As I said in the piece, the reason behind the apparent reduction was unknown. There was a possibility that some employees had their hours decreased, or that it was a seasonal shift from the busy holiday season. While much of this matter could have been cleared up by Apple, the company did not return a request for comment.
In search of more context, I spent some further time looking over the numbers in Apple’s financial documents for the last few years. The matter is somewhat complicated by inconsistencies on Apple’s part—for example, while in recent years the company has reported retail employee numbers using the “full-time equivalent” terminology, previously the filings often simply referred to the number of total retail employees. Furthermore, I discovered at least one quarterly filing that lacked any record of the number of employees, making the data difficult to track for the years before 2006.
Still, if you look at the numbers compiled here, it is worth noting that this number has historically trended upwards, as Apple has continually opened more retail stores. While this is not the first quarter that the employee figure has dropped, it is not a strictly seasonal occurrence: there was no similar drop between the first and second quarters of 2008, for example, or between those quarters in 2006. A similar drop was shown between the first two quarters of 2007, but the reduction was much smaller—only about 4 percent—compared to the more than 10 percent of the most recent quarters.
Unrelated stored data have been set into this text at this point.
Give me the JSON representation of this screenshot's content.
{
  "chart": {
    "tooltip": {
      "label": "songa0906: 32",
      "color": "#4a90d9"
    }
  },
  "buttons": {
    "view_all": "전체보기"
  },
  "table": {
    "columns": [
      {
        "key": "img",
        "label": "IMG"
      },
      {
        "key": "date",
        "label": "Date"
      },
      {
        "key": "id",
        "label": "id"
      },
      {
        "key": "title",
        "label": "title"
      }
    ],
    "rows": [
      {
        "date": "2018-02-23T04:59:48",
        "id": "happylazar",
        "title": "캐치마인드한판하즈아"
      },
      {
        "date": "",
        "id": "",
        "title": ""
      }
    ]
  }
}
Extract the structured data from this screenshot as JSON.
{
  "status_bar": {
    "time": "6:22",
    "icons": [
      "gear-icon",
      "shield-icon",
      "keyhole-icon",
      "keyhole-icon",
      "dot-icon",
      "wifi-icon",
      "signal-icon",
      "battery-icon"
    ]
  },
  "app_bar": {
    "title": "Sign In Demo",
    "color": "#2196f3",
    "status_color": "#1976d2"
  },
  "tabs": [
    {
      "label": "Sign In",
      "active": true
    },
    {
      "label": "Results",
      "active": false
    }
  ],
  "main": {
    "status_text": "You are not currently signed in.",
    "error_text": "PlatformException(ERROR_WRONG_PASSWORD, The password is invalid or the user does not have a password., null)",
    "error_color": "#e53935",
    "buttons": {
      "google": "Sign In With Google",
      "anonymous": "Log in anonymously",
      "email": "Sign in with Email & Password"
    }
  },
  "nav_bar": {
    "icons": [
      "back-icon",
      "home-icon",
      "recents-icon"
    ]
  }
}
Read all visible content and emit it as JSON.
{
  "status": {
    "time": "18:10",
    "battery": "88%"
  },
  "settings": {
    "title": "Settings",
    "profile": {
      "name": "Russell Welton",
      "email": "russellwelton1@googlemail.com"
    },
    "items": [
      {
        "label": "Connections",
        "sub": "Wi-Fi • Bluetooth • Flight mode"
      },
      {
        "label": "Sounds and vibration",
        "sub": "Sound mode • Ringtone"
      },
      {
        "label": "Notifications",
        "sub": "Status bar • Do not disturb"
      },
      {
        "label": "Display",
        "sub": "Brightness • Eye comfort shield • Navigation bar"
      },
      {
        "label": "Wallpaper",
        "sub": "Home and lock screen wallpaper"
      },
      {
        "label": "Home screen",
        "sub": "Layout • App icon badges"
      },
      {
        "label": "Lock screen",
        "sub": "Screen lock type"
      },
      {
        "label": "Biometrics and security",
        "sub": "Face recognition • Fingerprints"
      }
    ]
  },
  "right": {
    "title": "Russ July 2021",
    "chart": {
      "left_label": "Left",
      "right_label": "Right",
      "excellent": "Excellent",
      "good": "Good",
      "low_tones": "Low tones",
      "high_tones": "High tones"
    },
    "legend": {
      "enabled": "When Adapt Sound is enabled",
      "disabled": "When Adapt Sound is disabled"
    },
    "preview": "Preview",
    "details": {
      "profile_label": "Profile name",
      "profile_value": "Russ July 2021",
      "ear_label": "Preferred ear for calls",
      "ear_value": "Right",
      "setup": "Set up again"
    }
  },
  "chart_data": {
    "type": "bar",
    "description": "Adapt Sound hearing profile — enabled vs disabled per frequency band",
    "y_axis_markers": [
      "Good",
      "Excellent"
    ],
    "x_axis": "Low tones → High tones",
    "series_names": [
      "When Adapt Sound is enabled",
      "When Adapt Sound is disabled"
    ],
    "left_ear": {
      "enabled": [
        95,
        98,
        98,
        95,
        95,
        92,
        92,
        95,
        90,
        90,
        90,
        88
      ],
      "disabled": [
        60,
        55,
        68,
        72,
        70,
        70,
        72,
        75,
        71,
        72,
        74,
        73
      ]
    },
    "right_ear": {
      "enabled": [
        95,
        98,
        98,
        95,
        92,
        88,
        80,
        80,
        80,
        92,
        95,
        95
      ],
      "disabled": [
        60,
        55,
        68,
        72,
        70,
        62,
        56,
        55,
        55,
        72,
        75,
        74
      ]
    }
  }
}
Of course, the number of retail stores that Apple has opened over the last few years makes it harder to directly compare those numbers. However, if you calculate the number of average full-time equivalents per store over the same time period, you do see similar drops between first and second quarters in 2006 and 2007, though again to a much smaller degree than the most recent reduction (and, again, 2008 doesn’t show a similar decline). According to these figures, Apple is now back to the same level of full-time equivalents per store that it had in the first quarter of 2008.
As I acknowledged in the original piece, we don’t know what precisely has caused this apparent reduction. There could be a shift of full-time employees to part-time employees, there could be seasonal attrition, and so on. But there is also the matter of a reduction in retail growth: Apple opened only one store in the most recent quarter, its lowest number in the period I examined, and well below the average of the roughly 8 stores per quarter that the company has been opening since it launched its first outlets in the third quarter of 2001.
The current economic climate has showed that consumers are spending less, so it wouldn’t be surprising if Apple were looking to reduce expenses to compensate, whether by laying off full-time employees, shifting full-time employees to part-time employees, or reducing the hours of part-time employees.
In the end, there’s no way to know exactly what happened here or why without Apple itself chiming in. Unfortunately, the company has shown that, as with most other areas of its business, it’s reluctant to discuss such matters publicly, such as in March when rumors swirled over layoffs from Apple’s enterprise group.
Meanwhile, there’s little to do but keep an eye on the figures and see what transpires over the next few quarters.